Etymologie verständlich und unterhaltsam

Buchinfo
Wiard Raveling
Knetet die Lady das Brot? Interessante und überraschende Etymologien
kartoniert, 248 Seiten
ISBN: 978-3-95968-113-1
res publica
Hilft uns die Etymologie, die heutige Bedeutung von Wörtern genau zu verstehen? Warum übernehmen die Sprachen Wörter von anderen Sprachen, warum das Deutsche mehr vom Französischen als das Französische vom Deutschen? Welche Wörter verdanken ihren Ursprung einem Irrtum? Das vorliegende Buch gibt anhand zahlreicher Beispiele sowie durch die allgemein verständliche Erklärung wichtiger Fachbegriffe eine Einführung in die Etymologie. Es richtet sich besonders an interessierte Laien jeglicher Provenienz, aber auch linguistische Experten sind als Leser willkommen.

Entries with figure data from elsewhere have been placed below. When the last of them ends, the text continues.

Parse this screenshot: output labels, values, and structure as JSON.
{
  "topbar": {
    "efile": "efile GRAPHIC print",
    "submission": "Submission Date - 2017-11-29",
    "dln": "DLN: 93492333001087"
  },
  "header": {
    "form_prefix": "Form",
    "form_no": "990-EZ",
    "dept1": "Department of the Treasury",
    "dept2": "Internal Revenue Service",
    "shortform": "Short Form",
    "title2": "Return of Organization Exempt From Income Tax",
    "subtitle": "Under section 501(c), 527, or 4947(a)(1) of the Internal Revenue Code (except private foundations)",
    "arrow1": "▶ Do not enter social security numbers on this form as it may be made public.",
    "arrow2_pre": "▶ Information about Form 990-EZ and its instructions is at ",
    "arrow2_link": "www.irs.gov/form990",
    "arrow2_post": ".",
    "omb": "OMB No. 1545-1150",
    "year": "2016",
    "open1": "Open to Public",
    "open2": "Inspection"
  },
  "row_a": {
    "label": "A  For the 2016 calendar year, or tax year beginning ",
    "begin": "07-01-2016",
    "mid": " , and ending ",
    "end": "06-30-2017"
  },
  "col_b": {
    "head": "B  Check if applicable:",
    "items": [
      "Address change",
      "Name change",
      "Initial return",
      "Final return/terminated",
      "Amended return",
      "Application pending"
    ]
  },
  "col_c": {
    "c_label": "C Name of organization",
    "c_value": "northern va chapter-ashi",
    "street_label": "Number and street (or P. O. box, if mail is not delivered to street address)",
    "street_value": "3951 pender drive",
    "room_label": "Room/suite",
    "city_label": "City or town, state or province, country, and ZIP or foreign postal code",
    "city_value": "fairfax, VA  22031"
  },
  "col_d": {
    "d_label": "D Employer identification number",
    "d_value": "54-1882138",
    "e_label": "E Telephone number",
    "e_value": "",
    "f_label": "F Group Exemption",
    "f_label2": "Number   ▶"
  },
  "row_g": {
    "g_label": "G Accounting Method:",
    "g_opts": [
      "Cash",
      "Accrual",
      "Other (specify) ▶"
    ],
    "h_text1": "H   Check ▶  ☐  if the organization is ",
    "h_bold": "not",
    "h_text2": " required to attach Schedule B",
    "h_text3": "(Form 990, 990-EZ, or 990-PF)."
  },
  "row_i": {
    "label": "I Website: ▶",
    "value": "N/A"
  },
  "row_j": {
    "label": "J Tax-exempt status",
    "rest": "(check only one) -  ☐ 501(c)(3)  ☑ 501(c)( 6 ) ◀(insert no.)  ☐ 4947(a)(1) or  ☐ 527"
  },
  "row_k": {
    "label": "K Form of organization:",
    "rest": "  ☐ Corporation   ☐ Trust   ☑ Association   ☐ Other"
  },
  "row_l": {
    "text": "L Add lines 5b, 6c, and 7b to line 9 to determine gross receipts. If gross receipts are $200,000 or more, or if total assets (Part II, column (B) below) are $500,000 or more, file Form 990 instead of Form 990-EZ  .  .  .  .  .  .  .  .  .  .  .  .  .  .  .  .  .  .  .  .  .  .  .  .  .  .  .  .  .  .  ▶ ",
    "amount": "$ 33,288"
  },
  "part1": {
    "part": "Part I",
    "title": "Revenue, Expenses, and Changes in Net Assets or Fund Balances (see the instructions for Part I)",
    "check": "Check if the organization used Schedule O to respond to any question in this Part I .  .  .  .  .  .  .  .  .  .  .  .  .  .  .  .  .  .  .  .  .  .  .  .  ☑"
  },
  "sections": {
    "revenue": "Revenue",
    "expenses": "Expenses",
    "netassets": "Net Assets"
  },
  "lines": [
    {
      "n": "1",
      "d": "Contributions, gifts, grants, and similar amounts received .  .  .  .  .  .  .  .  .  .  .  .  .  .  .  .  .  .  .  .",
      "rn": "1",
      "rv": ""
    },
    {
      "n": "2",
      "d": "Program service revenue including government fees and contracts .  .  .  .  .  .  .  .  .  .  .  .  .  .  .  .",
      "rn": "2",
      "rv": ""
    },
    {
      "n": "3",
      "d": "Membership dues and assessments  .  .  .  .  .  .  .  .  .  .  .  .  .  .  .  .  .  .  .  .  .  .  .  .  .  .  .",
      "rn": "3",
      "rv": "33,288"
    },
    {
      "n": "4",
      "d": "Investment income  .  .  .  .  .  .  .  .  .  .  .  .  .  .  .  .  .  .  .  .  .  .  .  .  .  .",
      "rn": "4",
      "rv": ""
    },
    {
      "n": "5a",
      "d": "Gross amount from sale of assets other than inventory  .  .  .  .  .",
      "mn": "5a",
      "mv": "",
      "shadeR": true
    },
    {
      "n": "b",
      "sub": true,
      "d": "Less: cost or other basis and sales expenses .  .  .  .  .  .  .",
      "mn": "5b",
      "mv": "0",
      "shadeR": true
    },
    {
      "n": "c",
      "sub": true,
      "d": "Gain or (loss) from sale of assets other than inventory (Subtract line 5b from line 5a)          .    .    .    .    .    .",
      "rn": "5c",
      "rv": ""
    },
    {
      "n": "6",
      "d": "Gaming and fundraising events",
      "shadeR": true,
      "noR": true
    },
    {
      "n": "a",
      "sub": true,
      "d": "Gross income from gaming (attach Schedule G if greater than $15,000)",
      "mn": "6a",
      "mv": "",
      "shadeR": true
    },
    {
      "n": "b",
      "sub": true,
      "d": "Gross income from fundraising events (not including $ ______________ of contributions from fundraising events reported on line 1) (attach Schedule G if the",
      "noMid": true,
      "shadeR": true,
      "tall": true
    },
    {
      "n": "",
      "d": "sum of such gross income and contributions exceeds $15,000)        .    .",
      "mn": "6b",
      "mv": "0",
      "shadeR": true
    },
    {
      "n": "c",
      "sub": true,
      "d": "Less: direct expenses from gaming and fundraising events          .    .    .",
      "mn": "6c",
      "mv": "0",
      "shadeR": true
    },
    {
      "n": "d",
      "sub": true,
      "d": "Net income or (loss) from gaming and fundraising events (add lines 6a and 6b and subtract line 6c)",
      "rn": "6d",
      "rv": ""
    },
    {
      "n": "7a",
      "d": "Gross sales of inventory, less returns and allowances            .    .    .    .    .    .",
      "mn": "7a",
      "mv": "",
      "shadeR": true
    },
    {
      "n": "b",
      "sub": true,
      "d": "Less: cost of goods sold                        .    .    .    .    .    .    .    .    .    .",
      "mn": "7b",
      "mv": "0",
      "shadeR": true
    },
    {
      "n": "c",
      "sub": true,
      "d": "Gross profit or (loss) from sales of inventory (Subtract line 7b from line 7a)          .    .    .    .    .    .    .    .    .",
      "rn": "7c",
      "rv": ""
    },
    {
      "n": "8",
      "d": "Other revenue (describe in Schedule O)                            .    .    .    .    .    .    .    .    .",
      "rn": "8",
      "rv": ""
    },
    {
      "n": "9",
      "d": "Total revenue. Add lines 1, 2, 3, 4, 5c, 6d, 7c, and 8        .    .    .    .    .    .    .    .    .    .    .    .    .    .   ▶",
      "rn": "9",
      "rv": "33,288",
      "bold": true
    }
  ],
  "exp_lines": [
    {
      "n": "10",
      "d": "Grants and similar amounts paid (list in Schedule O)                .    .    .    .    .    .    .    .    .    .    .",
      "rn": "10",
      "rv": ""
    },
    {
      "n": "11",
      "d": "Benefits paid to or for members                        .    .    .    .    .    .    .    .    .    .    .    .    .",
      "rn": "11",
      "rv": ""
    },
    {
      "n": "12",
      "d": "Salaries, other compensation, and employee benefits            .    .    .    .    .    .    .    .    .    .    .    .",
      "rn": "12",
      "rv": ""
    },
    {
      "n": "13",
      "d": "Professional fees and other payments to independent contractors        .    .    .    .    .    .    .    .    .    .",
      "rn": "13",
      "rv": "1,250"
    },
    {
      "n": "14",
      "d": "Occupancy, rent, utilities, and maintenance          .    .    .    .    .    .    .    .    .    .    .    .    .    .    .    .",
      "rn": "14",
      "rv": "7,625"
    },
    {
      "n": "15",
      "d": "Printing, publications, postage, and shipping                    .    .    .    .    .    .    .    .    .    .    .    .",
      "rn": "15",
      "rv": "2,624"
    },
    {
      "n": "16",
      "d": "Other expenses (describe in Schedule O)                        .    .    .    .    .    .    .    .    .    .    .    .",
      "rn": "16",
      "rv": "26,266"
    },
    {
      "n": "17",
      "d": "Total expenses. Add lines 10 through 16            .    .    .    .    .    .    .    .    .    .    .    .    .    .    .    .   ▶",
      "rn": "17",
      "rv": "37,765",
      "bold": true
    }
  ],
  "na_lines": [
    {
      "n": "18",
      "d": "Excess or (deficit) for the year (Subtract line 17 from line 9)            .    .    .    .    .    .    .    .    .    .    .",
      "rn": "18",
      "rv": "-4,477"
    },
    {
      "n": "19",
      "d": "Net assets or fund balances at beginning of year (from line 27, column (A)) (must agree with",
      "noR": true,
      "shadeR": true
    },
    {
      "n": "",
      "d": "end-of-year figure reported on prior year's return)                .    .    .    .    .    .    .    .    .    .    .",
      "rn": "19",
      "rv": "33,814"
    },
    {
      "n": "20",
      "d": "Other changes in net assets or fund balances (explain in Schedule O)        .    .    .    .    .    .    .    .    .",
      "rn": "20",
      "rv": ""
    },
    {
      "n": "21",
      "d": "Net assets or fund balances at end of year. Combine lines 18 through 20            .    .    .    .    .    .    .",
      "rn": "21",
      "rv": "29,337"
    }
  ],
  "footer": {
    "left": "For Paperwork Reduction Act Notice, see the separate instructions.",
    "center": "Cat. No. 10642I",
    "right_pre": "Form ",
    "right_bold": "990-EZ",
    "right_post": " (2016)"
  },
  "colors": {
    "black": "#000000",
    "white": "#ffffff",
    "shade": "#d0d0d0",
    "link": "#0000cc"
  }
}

»Ich verstehe nur Bahnhof.« Das wird hoffentlich bei diesem Buch von Wiard Raveling nicht geschehen. Doch warum sagen wir so etwas? Woher kommen diese und weitere Redewendungen? Oftmals verwenden wir Wörter wie Glamour oder Marmelade sowie Redewendungen wie Kohldampf schieben in unseren Gesprächen, ohne zu wissen, wo ihr Ursprung liegt. Dem versucht Wiard Raveling nun mit seinem Buch Knetet die Lady das Brot? entgegenzutreten.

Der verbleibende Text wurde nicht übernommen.